Time and time again our defenders have been caught out by opposing forwards with sleight-of-foot skills so they’re going to have to work harder than they probably anticipated. (Then again, I can’t see any Australian defender allowing Jaycee John as much time on the ball as he got in that clip.)

This is the first time the Australians will have met the crafty Nigerian-Bahraini (he didn’t play in either of the two games Australia played against Bahrain in 2006), but if Verbeek’s scouts have been doing their work they will be aware not only of his footwork but his creative impact: he set up Bahrain’s equaliser in their World Cup qualifier against Qatar in Doha in September and in a friendly in November last year against Singapore scored a hat-trick. Ominously it was in the same stadium the Socceroos meet the Bahrainis in the early hours of Thursday morning AEST. Coming on a substitute, he also posed some problems for the Japanese in their 3-2 away win over Bahrain in September.

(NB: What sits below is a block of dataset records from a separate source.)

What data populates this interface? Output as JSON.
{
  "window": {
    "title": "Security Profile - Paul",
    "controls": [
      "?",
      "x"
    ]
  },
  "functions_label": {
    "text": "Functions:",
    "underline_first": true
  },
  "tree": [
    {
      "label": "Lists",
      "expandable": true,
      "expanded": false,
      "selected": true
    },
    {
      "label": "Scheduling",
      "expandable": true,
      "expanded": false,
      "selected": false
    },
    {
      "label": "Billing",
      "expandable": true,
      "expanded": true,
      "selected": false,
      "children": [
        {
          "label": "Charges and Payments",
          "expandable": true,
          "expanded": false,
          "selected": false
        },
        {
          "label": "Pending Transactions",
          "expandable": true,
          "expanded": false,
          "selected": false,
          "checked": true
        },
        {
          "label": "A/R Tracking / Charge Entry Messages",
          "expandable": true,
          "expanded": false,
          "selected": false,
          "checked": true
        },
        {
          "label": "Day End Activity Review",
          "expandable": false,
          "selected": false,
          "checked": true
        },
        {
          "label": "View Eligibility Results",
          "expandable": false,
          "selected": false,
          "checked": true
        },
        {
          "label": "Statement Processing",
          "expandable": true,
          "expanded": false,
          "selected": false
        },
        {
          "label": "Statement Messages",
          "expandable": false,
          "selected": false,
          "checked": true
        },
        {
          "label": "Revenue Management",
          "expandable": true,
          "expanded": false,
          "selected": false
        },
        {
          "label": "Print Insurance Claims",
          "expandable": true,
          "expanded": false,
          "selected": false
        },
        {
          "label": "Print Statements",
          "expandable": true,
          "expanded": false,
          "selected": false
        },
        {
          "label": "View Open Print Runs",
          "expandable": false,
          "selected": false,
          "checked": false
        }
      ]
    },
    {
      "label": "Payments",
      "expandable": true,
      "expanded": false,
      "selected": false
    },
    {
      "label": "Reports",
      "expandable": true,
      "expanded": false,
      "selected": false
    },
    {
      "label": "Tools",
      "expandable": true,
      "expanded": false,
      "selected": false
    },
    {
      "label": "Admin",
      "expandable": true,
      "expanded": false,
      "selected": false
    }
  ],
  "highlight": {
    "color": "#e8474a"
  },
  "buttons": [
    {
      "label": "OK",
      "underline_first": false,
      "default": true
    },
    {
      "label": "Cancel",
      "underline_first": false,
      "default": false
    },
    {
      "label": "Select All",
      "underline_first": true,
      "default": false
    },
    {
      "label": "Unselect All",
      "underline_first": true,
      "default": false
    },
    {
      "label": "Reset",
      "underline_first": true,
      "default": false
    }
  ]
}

Australians’ sum knowledge of Bahraini football doesn’t add up to much at all really, all things considered, so the ingredients of this match – lack of preparation and personnel for the Socceroos, do or die urgency from the Bahrainis – will go a long way to ensuring it is far more competitive than any of us would have anticipated in the wake of the Aussies’ demolition job of Qatar in Brisbane.

All the same, I think the Australians will be too good for their hosts and set-up an almost unassailable lead in Group A qualifying.

It’s a shame it’s been so easy for the Aussies – I would have loved to have seen them lumped in the far more cutthroat Group B, just for competition’s sake – but we’re not home and hosed yet.

Advertisement

One banana skin in Manama and Verbeek’s forecast could start looking a whole lot different. And we’re sure as hell one football nation that knows all about banana skins, aren’t we?